La situación de Dani Carvajal empieza a generar ruido en Valdebebas. Mucho más del habitual. El capitán del Real Madrid, recuperado desde hace semanas, sigue sin aparecer en el once. Y el calendario corre. Su contrato expira en junio y, a día de hoy, no hay señales claras de renovación.
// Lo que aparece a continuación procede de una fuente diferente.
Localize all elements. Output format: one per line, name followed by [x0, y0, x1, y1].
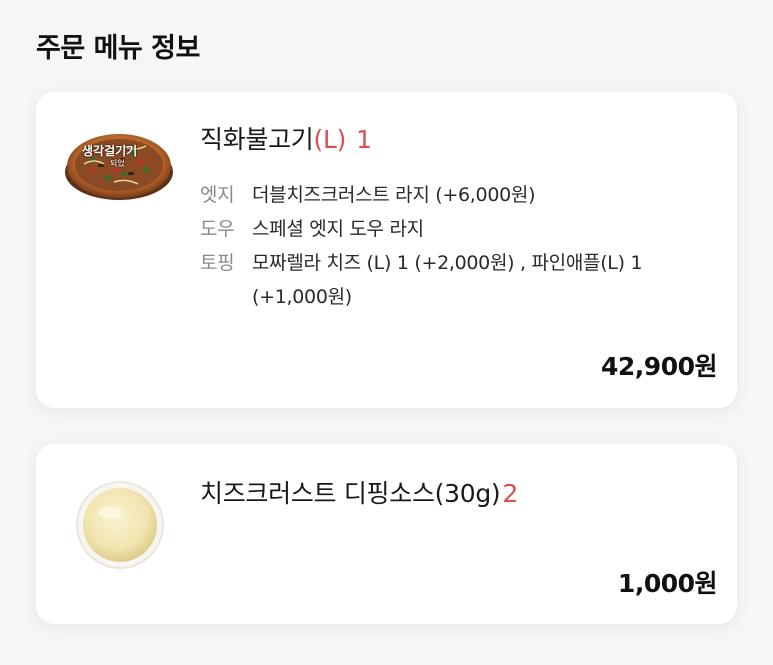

Los números llaman la atención. Nueve partidos disputados por el Madrid en 2026. Nueve veces Carvajal en el banquillo. Siete sin jugar ni un minuto. Y en las otras dos, participaciones casi simbólicas: 14 minutos ante el Mónaco y 13 frente al Albacete. Demasiado poco para un jugador que, en teoría, ya estaba disponible.
Silencio en el césped
Desde el cuerpo técnico se apela a la prudencia. La temporada pasada fue durísima para Carvajal, marcada por una grave lesión de rodilla. Este curso tampoco ha sido limpio. Dos problemas físicos importantes y hasta 16 partidos perdidos. El mensaje interno es claro: no correr riesgos.

El buen rendimiento de Valverde como lateral derecho ha facilitado esa cautela. Arbeloa no ha sentido urgencia. El equipo ha respondido y eso, en el fútbol, pesa más que cualquier jerarquía. Pero el silencio empieza a incomodar al protagonista.
Porque Carvajal se siente listo. Así lo dejó caer en redes tras la victoria ante el Rayo, con una imagen en el gimnasio y una frase cargada de intención: “La paciencia no es esperar, es mantener la actitud mientras esperas”. Un mensaje corto. Directo. Difícil de ignorar.
Renovación en pausa y un Mundial en el horizonte
El escenario de Mestalla aparece como una posible oportunidad. Trent vuelve a una convocatoria tras varias semanas fuera y eso abre el debate. Si Carvajal entra en el once, Valverde regresaría al centro del campo. La lógica apunta ahí. Pero esta temporada ha demostrado que con Carvajal no hay certezas.

Y mientras tanto, su futuro sigue en el aire. El curso pasado, tras la grave lesión, el Madrid le renovó automáticamente un año más. Fue un gesto de confianza y de respeto a su trayectoria. Seis Champions pesan mucho. También su liderazgo en el vestuario.
Ahora todo está en pausa. La renovación depende de lo que ocurra de aquí a final de temporada. Y no solo eso. También está en juego su presencia en el Mundial. Para convencer a De la Fuente, Carvajal necesita minutos. Continuidad. Y volver a sentirse futbolista. El tiempo corre. Y la cuerda, cada semana, se tensa un poco más.